Reflexionar es saber leer su presencia, su paso por la vida, por toda vida. Y
esto, mucho más cuando lo hacemos en comunidad, porque entonces tenemos la
certeza de la presencia del Señor entre nosotros y entonces, la reflexión se
abre al encuentro. La reflexión es una actitud connatural a la vocación del
catequista.
Pero además aquí, fundamentalmente reflexionamos como quien
va buscando nuevos motivos para la fiesta de la fe. Esta es una característica
de la cual la catequesis se puede apropiar con derecho. Y el obrar de Dios en
su familia la Iglesia siempre abunda en razones para la fiesta, porque su amor
siempre se desborda, porque su corazón de Padre siempre genera sorpresas y
caricias nuevas para sus hijos. La presencia fecunda del Señor en medio de la
vida de sus hijos, de su pueblo-familia, es fuente inagotable de razones para
celebrar. Así nos lo muestra indiscutible la liturgia. Toda la historia, toda
la vida está embarazada de Pascua. No podemos callarnos de ningún modo las
maravillas del Señor. Y como la Pascua es el triunfo definitivo sobre el pecado
y la muerte, la fiesta también es definitiva.
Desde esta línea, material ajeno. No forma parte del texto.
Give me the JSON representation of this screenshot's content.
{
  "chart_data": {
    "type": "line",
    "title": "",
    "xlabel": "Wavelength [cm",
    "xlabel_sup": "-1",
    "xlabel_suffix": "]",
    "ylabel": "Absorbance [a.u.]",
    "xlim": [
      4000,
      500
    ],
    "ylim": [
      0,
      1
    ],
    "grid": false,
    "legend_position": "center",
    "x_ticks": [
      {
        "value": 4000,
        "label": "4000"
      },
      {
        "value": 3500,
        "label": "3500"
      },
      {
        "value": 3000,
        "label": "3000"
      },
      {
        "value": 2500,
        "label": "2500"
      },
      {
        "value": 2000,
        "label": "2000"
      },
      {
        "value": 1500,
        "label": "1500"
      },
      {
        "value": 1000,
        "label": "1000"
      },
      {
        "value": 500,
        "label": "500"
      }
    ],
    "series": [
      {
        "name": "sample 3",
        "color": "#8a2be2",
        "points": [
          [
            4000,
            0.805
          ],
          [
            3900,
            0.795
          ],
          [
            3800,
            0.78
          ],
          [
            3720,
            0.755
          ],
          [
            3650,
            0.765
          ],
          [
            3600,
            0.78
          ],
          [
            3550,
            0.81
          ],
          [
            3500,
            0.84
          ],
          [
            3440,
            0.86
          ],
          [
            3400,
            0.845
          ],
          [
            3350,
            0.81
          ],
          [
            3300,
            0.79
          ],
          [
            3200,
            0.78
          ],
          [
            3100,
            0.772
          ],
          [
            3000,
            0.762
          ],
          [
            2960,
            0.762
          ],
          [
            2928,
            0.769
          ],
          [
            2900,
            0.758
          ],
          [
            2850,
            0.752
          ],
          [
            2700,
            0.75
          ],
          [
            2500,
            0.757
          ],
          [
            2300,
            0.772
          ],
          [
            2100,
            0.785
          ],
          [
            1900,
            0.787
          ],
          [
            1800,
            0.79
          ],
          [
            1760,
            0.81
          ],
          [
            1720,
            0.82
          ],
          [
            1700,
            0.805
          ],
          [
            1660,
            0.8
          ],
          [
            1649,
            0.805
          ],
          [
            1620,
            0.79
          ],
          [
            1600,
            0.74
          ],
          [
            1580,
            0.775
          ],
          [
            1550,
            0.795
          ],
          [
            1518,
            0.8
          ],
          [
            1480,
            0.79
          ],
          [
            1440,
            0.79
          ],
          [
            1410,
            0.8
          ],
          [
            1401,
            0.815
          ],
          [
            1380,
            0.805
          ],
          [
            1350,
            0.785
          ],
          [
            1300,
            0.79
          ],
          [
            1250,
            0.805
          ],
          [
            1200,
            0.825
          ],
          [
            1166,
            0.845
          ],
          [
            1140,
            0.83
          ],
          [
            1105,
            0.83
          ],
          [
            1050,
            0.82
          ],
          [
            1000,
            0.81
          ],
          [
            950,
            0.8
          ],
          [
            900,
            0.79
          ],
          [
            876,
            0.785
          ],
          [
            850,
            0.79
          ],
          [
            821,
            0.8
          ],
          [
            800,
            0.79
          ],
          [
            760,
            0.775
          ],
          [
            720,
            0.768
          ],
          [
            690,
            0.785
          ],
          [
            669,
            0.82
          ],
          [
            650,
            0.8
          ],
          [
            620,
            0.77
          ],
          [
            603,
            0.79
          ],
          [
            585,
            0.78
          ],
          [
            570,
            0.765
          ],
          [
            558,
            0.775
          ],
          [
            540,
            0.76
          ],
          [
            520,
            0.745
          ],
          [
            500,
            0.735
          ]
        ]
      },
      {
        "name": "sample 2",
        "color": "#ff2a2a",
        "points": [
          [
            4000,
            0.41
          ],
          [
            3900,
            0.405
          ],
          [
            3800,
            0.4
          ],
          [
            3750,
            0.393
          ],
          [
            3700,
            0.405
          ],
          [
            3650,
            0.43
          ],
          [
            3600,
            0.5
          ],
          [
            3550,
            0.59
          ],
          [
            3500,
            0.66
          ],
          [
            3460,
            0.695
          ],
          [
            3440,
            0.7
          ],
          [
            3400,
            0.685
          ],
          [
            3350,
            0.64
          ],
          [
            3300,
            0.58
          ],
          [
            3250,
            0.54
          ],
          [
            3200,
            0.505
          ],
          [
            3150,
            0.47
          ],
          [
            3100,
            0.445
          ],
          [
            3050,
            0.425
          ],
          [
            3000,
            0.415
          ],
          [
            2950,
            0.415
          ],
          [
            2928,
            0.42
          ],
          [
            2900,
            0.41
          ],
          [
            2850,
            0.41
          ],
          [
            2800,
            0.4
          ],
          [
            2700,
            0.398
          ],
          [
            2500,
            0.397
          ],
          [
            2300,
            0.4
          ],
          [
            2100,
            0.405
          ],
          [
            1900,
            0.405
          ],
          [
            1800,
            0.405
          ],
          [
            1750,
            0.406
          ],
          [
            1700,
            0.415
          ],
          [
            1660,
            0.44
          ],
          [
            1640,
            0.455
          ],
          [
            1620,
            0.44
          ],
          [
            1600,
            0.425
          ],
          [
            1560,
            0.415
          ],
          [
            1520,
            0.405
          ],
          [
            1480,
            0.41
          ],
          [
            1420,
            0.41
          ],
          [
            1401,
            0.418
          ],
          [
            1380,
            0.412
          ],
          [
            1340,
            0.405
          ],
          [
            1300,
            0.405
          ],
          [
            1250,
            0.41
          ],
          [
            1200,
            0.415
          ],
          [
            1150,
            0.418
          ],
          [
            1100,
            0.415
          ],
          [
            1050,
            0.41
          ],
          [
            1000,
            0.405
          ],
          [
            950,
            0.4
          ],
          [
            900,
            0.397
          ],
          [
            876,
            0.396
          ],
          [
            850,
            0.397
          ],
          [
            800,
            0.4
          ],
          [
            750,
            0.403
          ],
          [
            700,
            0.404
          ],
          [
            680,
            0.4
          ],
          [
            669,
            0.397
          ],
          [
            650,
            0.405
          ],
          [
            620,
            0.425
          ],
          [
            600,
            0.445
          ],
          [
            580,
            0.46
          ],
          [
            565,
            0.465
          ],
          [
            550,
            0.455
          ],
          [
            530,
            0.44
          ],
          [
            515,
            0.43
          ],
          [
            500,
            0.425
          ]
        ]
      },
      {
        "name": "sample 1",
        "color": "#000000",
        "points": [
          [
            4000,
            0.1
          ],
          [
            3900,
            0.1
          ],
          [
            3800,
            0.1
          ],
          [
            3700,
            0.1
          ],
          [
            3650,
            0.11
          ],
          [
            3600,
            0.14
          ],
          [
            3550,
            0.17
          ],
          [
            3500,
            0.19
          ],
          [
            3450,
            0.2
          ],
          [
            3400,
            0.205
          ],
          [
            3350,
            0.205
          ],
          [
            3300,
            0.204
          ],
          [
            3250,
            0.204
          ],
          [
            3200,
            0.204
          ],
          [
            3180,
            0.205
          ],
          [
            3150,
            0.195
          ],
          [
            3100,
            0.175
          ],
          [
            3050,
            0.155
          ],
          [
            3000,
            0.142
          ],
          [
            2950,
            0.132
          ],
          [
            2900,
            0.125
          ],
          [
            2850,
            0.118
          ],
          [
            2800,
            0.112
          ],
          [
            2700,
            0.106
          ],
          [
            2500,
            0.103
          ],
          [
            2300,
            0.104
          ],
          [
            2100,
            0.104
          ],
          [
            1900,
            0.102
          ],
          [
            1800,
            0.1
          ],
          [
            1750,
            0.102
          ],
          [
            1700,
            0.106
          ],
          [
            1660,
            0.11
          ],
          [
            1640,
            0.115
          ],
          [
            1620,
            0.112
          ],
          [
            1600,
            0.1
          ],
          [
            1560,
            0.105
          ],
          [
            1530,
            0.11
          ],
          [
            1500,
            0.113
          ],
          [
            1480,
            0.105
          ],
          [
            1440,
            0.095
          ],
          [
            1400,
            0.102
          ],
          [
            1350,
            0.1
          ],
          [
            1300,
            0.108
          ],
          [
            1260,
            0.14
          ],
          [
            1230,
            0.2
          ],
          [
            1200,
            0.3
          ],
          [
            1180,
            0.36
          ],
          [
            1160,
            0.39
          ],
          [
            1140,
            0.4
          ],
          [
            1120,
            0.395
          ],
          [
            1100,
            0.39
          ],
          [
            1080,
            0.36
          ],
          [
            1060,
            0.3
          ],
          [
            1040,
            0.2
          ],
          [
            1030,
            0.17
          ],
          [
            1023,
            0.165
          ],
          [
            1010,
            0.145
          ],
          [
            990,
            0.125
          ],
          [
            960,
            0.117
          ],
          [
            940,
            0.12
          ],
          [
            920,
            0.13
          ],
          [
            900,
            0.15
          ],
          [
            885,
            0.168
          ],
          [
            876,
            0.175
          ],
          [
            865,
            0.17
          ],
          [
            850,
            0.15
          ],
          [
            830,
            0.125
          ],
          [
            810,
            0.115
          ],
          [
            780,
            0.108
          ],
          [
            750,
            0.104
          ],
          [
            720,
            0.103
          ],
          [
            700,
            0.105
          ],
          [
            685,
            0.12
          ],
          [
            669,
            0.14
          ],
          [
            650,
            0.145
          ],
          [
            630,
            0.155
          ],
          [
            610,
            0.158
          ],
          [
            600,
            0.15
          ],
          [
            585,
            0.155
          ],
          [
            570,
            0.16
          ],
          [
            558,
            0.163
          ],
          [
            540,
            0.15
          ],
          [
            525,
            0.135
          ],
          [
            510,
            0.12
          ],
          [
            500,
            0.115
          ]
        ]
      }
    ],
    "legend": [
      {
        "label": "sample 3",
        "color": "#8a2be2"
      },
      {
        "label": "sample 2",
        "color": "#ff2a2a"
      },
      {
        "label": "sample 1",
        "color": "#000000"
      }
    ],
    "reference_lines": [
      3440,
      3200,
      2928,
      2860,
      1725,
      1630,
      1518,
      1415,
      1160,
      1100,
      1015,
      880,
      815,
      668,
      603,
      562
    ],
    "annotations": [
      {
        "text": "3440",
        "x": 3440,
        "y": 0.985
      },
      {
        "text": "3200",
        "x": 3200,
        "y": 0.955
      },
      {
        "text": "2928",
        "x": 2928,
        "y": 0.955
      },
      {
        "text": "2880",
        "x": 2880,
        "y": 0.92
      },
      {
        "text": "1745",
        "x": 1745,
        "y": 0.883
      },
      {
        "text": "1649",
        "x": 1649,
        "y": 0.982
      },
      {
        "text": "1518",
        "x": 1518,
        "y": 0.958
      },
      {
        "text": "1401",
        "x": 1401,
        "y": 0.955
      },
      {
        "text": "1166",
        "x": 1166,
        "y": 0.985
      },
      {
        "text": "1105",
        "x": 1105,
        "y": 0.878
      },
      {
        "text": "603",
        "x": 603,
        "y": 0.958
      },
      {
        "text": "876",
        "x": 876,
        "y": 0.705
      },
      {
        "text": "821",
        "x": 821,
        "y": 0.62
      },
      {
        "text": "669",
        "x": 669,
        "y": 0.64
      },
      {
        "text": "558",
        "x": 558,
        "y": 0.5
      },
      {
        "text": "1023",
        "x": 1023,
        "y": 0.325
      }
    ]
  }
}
Quien ha escuchado el llamado del Señor tiene ante todo la
tarea de responder. Nada repercute tanto en nuestra vida como un llamado,
porque un llamado es siempre un encuentro personal. Un llamado nunca resuena
impersonalmente, siempre es una palabra dirigida. El llamado es la forma en que
nuestro Dios pronuncia a sus hijos, y a cada uno lo pronuncia creadoramente con
su nombre-misión. Pero esa tarea de responder al Señor, que compromete nuestra
existencia, es a la vez la que le da sentido y la transforma. Y esa tarea de
responder no es ajena a la fiesta. Los llamados del Señor se celebran, se festejan.
Es así como debemos leer el canto alegre de María. ¡Cómo no festejar si Él se fijó en nuestra
pequeñez!
Finalmente nos queda un paso más, que siempre se nos hace
difícil. Se trata de llevar todo esto a la propia vida. Porque en realidad se
celebra para vivir más intensamente, para ahondar el compromiso. Se celebra
para impulsar la vida, para darle una nueva dimensión insospechada, para
profundizar en su sentido. Se celebra para fortalecer la conciencia, para
afianzar las certezas y alentar los esfuerzos. Una tarea que la experiencia nos
muestra que sin dudas no es fácil, pero –y seguramente todos tenemos también la
experiencia- es una tarea en la que vale la pena definitivamente embarcarse.
En este camino que vamos haciendo hacia el Encuentro
Nacional de Catequistas la reflexión personal y compartida nos ayuda a ahondar
en nuestro ser de catequistas, en nuestra vocación, en nuestro ministerio. Por
eso estamos de fiesta. Y por eso toda esa fiesta se nos hace vida.